ECLI:NL:GHAMS:2017:1558

Gerechtshof Amsterdam

Datum uitspraak
12 april 2017
Publicatiedatum
26 april 2017
Zaaknummer
23/000075-17
Instantie
Gerechtshof Amsterdam
Type
Uitspraak
Rechtsgebied
Strafrecht
Procedures
  • Beschikking
Vindplaatsen
  • Rechtspraak.nl
AI samenvatting door LexboostAutomatisch gegenereerd

Schorsing van voorlopige hechtenis in verband met noodzakelijke fysiotherapie

In deze beschikking van het Gerechtshof Amsterdam, gedateerd 12 april 2017, werd een verzoek tot schorsing van de voorlopige hechtenis van de verdachte behandeld.
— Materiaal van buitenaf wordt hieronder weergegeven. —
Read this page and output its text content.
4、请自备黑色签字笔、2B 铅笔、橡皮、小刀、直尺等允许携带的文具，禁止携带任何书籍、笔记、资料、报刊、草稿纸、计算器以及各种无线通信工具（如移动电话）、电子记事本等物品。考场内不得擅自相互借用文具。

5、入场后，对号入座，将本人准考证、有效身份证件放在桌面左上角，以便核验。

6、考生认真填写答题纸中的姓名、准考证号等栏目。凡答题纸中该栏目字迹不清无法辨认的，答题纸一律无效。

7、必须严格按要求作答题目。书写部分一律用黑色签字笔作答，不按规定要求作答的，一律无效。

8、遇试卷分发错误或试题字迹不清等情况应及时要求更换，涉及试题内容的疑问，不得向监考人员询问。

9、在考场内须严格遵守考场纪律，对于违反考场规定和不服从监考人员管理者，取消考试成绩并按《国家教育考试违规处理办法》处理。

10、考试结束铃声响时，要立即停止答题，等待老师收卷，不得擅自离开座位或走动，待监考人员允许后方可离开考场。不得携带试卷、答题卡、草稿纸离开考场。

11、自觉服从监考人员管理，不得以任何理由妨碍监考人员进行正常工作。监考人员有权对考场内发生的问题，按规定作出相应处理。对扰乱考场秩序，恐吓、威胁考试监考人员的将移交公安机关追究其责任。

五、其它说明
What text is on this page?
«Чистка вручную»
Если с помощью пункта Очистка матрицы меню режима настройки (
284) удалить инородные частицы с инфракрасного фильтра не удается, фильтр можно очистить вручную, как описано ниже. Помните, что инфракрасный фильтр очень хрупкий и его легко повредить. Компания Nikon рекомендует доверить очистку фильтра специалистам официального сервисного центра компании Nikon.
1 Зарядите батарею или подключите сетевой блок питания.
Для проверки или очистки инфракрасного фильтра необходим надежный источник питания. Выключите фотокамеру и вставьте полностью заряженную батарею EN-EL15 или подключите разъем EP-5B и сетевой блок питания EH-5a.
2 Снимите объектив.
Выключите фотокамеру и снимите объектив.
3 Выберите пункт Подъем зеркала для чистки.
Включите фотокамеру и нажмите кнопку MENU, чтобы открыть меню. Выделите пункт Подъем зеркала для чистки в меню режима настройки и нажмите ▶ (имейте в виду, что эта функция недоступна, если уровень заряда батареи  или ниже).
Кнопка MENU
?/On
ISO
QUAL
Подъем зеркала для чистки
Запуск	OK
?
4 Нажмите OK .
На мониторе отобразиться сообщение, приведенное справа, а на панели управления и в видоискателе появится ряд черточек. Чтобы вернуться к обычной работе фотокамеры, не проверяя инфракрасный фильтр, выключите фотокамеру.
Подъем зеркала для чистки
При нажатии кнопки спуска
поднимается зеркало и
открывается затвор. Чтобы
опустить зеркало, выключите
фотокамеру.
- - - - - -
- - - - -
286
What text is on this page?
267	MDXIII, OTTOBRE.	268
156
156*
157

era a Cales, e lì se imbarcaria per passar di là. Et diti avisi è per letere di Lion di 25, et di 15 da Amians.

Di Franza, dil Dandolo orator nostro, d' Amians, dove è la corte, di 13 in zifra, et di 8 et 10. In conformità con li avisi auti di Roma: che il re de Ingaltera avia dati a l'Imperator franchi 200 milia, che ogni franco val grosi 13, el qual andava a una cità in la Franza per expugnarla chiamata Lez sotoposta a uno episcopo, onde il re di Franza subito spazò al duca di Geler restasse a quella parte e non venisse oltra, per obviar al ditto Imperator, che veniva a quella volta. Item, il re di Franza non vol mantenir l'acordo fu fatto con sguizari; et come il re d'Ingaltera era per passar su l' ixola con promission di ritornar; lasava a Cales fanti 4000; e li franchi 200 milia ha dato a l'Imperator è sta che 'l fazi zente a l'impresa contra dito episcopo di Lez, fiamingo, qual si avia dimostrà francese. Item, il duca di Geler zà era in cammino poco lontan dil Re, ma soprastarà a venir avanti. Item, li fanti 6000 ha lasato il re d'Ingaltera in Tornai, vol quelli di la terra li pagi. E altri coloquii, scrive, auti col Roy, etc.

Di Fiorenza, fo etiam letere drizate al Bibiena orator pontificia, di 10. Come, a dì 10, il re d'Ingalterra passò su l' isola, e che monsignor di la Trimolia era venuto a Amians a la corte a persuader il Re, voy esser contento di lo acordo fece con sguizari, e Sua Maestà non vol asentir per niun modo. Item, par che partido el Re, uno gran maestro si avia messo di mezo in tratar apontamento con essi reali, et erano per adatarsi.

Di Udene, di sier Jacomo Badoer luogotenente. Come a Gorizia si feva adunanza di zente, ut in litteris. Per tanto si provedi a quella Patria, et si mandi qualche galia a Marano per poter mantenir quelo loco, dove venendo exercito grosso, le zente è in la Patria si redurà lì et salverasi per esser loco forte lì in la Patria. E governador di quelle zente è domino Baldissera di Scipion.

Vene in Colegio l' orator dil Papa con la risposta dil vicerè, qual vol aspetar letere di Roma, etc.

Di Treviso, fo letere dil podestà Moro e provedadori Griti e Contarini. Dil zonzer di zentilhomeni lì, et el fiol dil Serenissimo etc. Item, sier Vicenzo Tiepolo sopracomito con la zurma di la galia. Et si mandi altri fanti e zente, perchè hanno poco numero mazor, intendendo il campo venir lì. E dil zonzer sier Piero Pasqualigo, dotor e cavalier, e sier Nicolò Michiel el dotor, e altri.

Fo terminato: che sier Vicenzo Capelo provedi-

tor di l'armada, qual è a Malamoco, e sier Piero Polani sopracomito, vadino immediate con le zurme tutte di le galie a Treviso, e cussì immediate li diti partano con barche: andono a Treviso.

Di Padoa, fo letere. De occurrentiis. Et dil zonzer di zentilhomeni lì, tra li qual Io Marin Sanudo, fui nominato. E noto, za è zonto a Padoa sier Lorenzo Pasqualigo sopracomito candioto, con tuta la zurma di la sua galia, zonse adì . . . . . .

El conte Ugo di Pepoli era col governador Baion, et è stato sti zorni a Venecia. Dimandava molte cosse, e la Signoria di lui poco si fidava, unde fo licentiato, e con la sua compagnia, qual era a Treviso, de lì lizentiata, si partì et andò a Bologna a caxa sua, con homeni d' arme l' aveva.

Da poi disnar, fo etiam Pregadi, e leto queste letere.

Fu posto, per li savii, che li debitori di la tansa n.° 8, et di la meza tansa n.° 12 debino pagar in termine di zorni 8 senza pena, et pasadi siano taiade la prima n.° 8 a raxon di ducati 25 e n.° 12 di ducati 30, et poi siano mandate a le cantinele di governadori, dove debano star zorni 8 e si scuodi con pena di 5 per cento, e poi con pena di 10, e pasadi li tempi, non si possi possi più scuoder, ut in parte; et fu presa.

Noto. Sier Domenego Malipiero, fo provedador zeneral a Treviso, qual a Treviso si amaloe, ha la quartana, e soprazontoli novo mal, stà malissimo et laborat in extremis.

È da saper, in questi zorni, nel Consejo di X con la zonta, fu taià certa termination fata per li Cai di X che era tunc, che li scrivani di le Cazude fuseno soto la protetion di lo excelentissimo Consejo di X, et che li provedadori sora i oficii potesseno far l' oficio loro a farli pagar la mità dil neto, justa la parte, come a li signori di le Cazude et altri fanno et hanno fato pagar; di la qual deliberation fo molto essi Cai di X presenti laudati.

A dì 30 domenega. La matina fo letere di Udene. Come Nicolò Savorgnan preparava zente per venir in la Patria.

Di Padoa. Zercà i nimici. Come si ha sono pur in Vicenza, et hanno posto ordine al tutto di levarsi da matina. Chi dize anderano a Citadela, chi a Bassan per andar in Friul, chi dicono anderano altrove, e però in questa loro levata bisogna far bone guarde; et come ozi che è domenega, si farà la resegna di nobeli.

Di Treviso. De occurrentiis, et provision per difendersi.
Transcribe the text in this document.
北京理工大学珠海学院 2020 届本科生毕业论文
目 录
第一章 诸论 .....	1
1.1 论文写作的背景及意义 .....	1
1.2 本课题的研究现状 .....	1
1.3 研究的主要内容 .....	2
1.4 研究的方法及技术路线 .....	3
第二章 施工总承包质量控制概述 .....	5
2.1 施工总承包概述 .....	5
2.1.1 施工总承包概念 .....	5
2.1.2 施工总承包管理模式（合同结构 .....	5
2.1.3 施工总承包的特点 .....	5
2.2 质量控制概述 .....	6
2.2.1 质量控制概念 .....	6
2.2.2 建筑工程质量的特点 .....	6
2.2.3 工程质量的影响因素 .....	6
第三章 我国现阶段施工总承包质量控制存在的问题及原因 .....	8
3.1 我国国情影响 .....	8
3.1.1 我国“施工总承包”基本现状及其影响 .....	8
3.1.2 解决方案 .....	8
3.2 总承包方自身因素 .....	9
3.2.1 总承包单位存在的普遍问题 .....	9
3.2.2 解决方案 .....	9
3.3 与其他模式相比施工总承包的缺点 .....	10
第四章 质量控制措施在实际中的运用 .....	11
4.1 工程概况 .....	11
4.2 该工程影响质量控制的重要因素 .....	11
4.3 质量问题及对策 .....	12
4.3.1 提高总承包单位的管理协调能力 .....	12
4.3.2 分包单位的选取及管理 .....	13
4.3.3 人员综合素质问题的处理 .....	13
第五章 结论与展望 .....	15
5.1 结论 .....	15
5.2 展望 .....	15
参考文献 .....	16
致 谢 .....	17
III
De verdachte, geboren te [geboorteplaats] op [geboortedatum] en thans verblijvende in [locatie], had eerder een verzoek ingediend dat was afgewezen. Dit verzoek was gericht op schorsing van de voorlopige hechtenis vanwege de noodzaak van fysiotherapie en/of oefentherapie. Het hof had eerder een verzoek tot schorsing afgewezen, maar na het indienen van nieuwe documenten, waaronder brieven van een orthopedisch chirurg, werd een nieuw verzoek ingediend.

Tijdens de behandeling in raadkamer op 12 april 2017, werd de advocaat-generaal gehoord, evenals de verdachte en haar raadsman, mr. T. den Haan. De raadsman stelde dat de benodigde therapie niet adequaat kon worden gefaciliteerd in het huis van bewaring, maar dit werd niet onderbouwd. Het hof oordeelde dat er geen bewijs was dat de therapie niet mogelijk was in detentie. Gelet op deze overwegingen besloot het hof het verzoek tot schorsing van de voorlopige hechtenis af te wijzen.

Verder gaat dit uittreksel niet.